Clearly, paying for your workers' food can have positive effects on morale and even productivity. Even still, most businesses opt not to worry about how their workers will manage their food intake, trusting that the people they've hired will make good choices for themselves.
Supporters of the HHS mandate really like to say that religious employers who choose not to offer contraception coverage are "imposing" their religion on their subordinates. But as I pointed out at U.S. News and World Report almost three years ago, that claim disintegrates when you replace "birth control" in the equation with "the meatball sub I had for lunch." If you'll permit me to quote myself:
Few would dare argue an employer who doesn't buy your lunch is relegating you to death by starvation, or even dictating to you what you can or cannot eat. Instead, we all intuitively recognize that workers are compensated in other ways, most notably, through wages. Those wages can be used to buy virtually anything an employee might desire, up to and including a meatball sandwich or a little packet of pills.
The point of this comparison is not to come out in favor of a right to lunch paid for by your employer. It's to highlight the absurdity of claiming that being expected to pay for something out of pocket is practically, legally, or morally equivalent to being "denied access" to that thing. We know this about food. We pretend not to know it, for some reason, when it comes to contraception.
You might be tempted to respond that the fact that lawmakers haven't required businesses to cover the cost of employees' food doesn't mean they couldn't if they wanted to. But the government isn't just arguing that it can force business owners to offer contraception coverage—it's arguing that it's compelled to do so. It has to make that claim, because otherwise the mandate would fail under the Religious Freedom Restoration Act, which says that a law that substantially burdens a person's religion is only valid if (a) the law furthers a compelling government interest and (b) the law is the least restrictive means to doing so. And to return to where we started, on the question of "whether the challenged HHS regulations substantially burden the exercise of religion," the Supreme Court wrote in 2014, "we hold that they do."

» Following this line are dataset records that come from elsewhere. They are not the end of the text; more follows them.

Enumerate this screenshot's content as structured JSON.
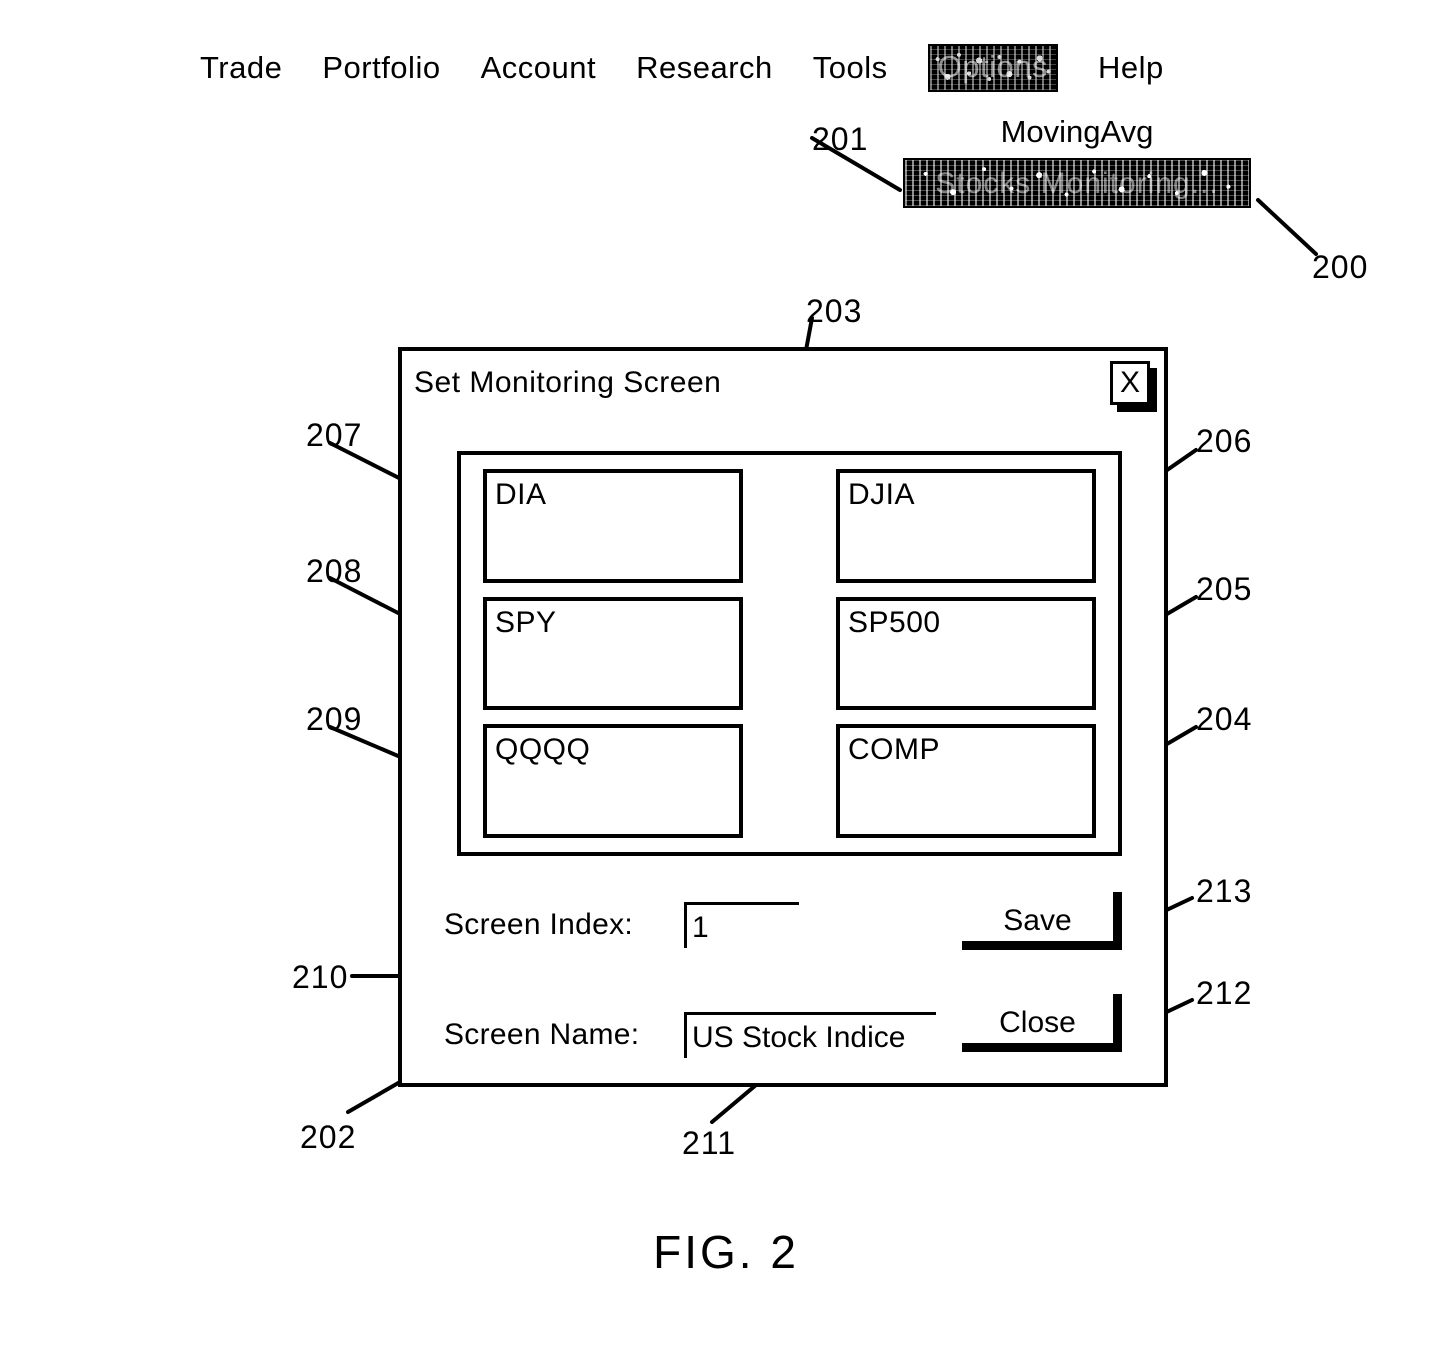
{
  "figure": {
    "caption": "FIG. 2"
  },
  "menubar": {
    "items": [
      {
        "label": "Trade",
        "selected": false
      },
      {
        "label": "Portfolio",
        "selected": false
      },
      {
        "label": "Account",
        "selected": false
      },
      {
        "label": "Research",
        "selected": false
      },
      {
        "label": "Tools",
        "selected": false
      },
      {
        "label": "Options",
        "selected": true
      },
      {
        "label": "Help",
        "selected": false
      }
    ]
  },
  "dropdown": {
    "items": [
      {
        "label": "MovingAvg",
        "highlighted": false
      },
      {
        "label": "Stocks Monitoring...",
        "highlighted": true
      }
    ]
  },
  "dialog": {
    "title": "Set Monitoring Screen",
    "close_icon": "X",
    "symbols": [
      {
        "ticker": "DIA",
        "index": "DJIA"
      },
      {
        "ticker": "SPY",
        "index": "SP500"
      },
      {
        "ticker": "QQQQ",
        "index": "COMP"
      }
    ],
    "form": {
      "screen_index_label": "Screen Index:",
      "screen_index_value": "1",
      "screen_name_label": "Screen Name:",
      "screen_name_value": "US Stock Indice"
    },
    "buttons": {
      "save": "Save",
      "close": "Close"
    }
  },
  "reference_numerals": {
    "n200": "200",
    "n201": "201",
    "n202": "202",
    "n203": "203",
    "n204": "204",
    "n205": "205",
    "n206": "206",
    "n207": "207",
    "n208": "208",
    "n209": "209",
    "n210": "210",
    "n211": "211",
    "n212": "212",
    "n213": "213"
  },
  "colors": {
    "ink": "#000000",
    "paper": "#ffffff"
  }
}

So the government believes it has no choice but to force most employers to cover contraception. It apparently doesn't believe it has no choice but to do the same for food, despite the fact that consuming food is not considered objectionable in the eyes of any religions I'm aware of.
Like birth control, food is quite important to women's quality of life. It has the added benefit of also being good for men. You might even think it more important, since humans tend to die without it. Your chances of needing to be hospitalized are far greater when you don't have access to it, so ensuring access is arguably good for the health care system. Most people feel the need to consume it at some point during working hours, and there's reason to think that subsidizing it is not just good for employees but also has positive spillover benefits for the company. In other words, virtually any rationale for forcing businesses to pay for contraceptives would apply to food as well, and without many of the complicating factors.
So I ask again: By what logic does the federal government have a compelling interest in making sure all women get birth control for free but not a compelling interest in making sure all people get food for free? Why the contraception but not the meatball sub?